How Does A DMP Work?

To set up a DMP, you’ll need to work with a debt management company, who’ll review your income and expenditure, including unsecured debts. They’ll work with you to set up an affordable budget and speak to your creditors to arrange for you to make lower payments until your debts are cleared.

Once this is agreed, you’ll make a single monthly payment to your debt management company, and they’ll make payments to your creditors on your behalf. The debt management company will then review your levels of debt regularly to ensure you can still afford to make payments.

If you want to set up a DMP, find an agency that doesn’t charge a fee, a debt charity for example. If you have an agency that charges fees, make a switch to a fee-free provider, letting you put more money towards your debts, paying them off faster.

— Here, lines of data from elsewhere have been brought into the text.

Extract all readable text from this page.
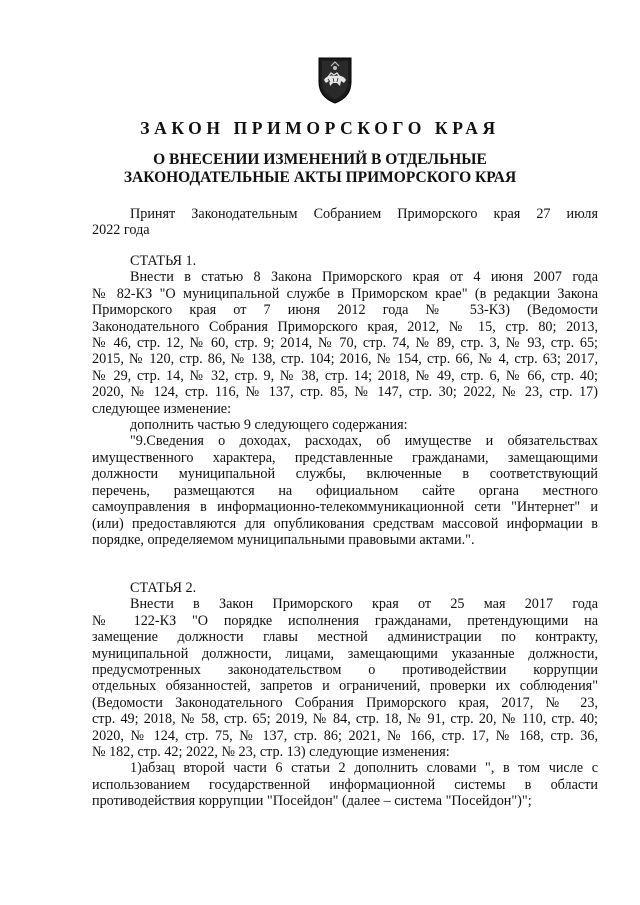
ЗАКОН ПРИМОРСКОГО КРАЯ
О ВНЕСЕНИИ ИЗМЕНЕНИЙ В ОТДЕЛЬНЫЕ
ЗАКОНОДАТЕЛЬНЫЕ АКТЫ ПРИМОРСКОГО КРАЯ
Принят Законодательным Собранием Приморского края 27 июля
2022 года
СТАТЬЯ 1.
Внести в статью 8 Закона Приморского края от 4 июня 2007 года
№ 82-КЗ "О муниципальной службе в Приморском крае" (в редакции Закона
Приморского края от 7 июня 2012 года № 53-КЗ) (Ведомости
Законодательного Собрания Приморского края, 2012, № 15, стр. 80; 2013,
№ 46, стр. 12, № 60, стр. 9; 2014, № 70, стр. 74, № 89, стр. 3, № 93, стр. 65;
2015, № 120, стр. 86, № 138, стр. 104; 2016, № 154, стр. 66, № 4, стр. 63; 2017,
№ 29, стр. 14, № 32, стр. 9, № 38, стр. 14; 2018, № 49, стр. 6, № 66, стр. 40;
2020, № 124, стр. 116, № 137, стр. 85, № 147, стр. 30; 2022, № 23, стр. 17)
следующее изменение:
дополнить частью 9 следующего содержания:
"9.Сведения о доходах, расходах, об имуществе и обязательствах
имущественного характера, представленные гражданами, замещающими
должности муниципальной службы, включенные в соответствующий
перечень, размещаются на официальном сайте органа местного
самоуправления в информационно-телекоммуникационной сети "Интернет" и
(или) предоставляются для опубликования средствам массовой информации в
порядке, определяемом муниципальными правовыми актами.".
СТАТЬЯ 2.
Внести в Закон Приморского края от 25 мая 2017 года
№ 122-КЗ "О порядке исполнения гражданами, претендующими на
замещение должности главы местной администрации по контракту,
муниципальной должности, лицами, замещающими указанные должности,
предусмотренных законодательством о противодействии коррупции
отдельных обязанностей, запретов и ограничений, проверки их соблюдения"
(Ведомости Законодательного Собрания Приморского края, 2017, № 23,
стр. 49; 2018, № 58, стр. 65; 2019, № 84, стр. 18, № 91, стр. 20, № 110, стр. 40;
2020, № 124, стр. 75, № 137, стр. 86; 2021, № 166, стр. 17, № 168, стр. 36,
№ 182, стр. 42; 2022, № 23, стр. 13) следующие изменения:
1)абзац второй части 6 статьи 2 дополнить словами ", в том числе с
использованием государственной информационной системы в области
противодействия коррупции "Посейдон" (далее – система "Посейдон")";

Will A DMP Affect Your Credit Rating?

While a DMP isn’t registered on your credit file the way bankruptcies are, it will impact your credit rating because you’re likely to be making lower payments to your creditors than initially agreed. Creditors will record these are partial payments and may add a note to say the account is subject to a DMP.

If a creditor decides to close or cancel your account (known as a default), even if they are accepting payments under the DMP, this will be recorded on your credit record, as will any CCJ. Defaults and CCJs stay on your credit record for six years, at which point they’re removed.

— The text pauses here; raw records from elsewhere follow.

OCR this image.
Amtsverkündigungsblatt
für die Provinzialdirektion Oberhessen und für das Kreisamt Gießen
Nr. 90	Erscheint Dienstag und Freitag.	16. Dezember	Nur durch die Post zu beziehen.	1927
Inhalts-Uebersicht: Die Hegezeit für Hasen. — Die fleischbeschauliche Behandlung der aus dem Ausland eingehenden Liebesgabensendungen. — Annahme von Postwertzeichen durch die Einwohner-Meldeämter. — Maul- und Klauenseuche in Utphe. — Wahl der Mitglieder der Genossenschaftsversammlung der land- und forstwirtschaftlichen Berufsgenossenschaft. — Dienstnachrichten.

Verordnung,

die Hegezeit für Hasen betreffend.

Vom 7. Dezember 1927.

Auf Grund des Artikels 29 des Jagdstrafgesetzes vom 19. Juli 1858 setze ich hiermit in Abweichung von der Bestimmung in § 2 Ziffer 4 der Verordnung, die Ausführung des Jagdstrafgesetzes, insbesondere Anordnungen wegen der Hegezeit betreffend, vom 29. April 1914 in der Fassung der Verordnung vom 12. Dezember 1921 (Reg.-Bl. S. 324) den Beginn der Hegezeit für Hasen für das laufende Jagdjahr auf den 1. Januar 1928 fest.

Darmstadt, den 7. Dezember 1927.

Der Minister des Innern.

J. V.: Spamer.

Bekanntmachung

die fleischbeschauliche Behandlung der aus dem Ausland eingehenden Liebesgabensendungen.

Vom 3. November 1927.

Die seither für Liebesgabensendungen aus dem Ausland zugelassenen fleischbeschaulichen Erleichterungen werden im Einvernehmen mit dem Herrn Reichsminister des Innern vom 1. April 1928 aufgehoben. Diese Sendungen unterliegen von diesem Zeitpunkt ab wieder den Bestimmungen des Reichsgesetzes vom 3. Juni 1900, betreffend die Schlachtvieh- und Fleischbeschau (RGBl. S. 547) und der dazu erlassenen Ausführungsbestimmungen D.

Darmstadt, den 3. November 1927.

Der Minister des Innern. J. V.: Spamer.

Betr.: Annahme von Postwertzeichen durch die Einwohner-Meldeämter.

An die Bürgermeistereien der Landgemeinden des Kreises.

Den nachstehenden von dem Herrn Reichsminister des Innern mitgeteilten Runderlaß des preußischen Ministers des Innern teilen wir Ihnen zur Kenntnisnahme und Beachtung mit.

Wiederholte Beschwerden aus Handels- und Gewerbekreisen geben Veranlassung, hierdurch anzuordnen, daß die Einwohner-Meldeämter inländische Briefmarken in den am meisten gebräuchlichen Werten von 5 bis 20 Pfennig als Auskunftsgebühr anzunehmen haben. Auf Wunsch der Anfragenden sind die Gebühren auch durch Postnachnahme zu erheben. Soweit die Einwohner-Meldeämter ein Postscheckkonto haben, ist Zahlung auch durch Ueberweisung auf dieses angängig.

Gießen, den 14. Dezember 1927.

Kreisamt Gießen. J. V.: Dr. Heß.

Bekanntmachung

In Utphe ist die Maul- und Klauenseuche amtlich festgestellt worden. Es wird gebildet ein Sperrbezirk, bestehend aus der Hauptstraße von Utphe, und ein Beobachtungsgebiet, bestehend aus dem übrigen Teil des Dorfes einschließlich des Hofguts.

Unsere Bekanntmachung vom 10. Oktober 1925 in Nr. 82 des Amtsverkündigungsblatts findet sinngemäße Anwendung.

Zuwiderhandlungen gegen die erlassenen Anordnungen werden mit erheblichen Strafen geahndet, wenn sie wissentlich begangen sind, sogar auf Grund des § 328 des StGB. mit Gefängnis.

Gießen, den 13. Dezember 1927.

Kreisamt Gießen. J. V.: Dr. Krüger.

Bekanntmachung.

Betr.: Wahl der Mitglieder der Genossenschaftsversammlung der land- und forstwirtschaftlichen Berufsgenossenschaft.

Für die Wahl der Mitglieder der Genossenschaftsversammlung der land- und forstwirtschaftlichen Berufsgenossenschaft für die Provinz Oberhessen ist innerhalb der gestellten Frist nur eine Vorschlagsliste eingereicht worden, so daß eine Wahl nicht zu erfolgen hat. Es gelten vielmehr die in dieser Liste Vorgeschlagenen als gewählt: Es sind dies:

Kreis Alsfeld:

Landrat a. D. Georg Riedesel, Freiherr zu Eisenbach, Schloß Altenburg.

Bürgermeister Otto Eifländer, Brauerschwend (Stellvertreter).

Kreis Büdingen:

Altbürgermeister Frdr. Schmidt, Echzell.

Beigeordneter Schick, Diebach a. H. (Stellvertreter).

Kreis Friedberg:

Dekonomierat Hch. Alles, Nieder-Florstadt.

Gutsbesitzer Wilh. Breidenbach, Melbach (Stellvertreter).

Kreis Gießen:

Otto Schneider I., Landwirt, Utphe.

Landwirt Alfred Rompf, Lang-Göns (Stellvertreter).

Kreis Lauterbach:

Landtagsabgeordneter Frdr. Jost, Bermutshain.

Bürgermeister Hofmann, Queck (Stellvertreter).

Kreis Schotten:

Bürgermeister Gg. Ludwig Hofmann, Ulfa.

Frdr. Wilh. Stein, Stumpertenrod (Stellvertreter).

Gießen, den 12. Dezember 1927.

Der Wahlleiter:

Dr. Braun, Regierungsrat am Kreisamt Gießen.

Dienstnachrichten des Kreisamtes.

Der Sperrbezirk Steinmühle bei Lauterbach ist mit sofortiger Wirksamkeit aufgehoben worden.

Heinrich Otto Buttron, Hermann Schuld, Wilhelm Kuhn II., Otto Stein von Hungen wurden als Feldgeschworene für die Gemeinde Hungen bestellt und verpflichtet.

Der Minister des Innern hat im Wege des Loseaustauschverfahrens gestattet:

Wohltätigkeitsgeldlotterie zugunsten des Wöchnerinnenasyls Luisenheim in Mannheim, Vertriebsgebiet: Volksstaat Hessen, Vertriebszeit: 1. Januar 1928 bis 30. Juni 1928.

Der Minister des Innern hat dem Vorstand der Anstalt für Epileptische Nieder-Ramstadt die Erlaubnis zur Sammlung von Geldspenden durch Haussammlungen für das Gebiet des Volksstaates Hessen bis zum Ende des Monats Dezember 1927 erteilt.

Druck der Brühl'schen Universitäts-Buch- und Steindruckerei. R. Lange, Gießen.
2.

How A DMP Will Affect Other Finances

  • Renting: You may find it more difficult to rent a home. Larger landlords tend to run credit checks, and smaller landlords often review public records, which will show up court actions such as CCJs. Social landlords do not run credit checks and are used to working with tenants with lower incomes/poor credit so may be a better option.
  • Mortgages: Lenders will run credit checks against any application, including to re-mortgage your home. As any savings will be used under your DMP to pay off debts, it’s unlikely you would have the deposit needed for a mortgage or that you would be approved for one requiring little/no deposit. If you’re on a fixed-rate mortgage and this expires you may find it difficult to get a new fixed-rate and be moved to the standard variable rate.
  • Utilities: Utility companies tend to run credit checks, asking those with poor credit to open pre-payment or pay-as-you-go accounts.
  • Insurance: As car and home insurance can be cancelled for non-payment, you are more likely to be approved for monthly payments, though the interest rates might be higher.
  • Mobile phones: Due to the length of the contract and the fact most include receiving a phone, you may need to rely on pay-as-you-go phones instead.

While you may still be approved for credit while on a DMP you should be careful of taking out any more debt. You should also check with your debt management agency as applying for credit may put you in breach of your DMP agreement.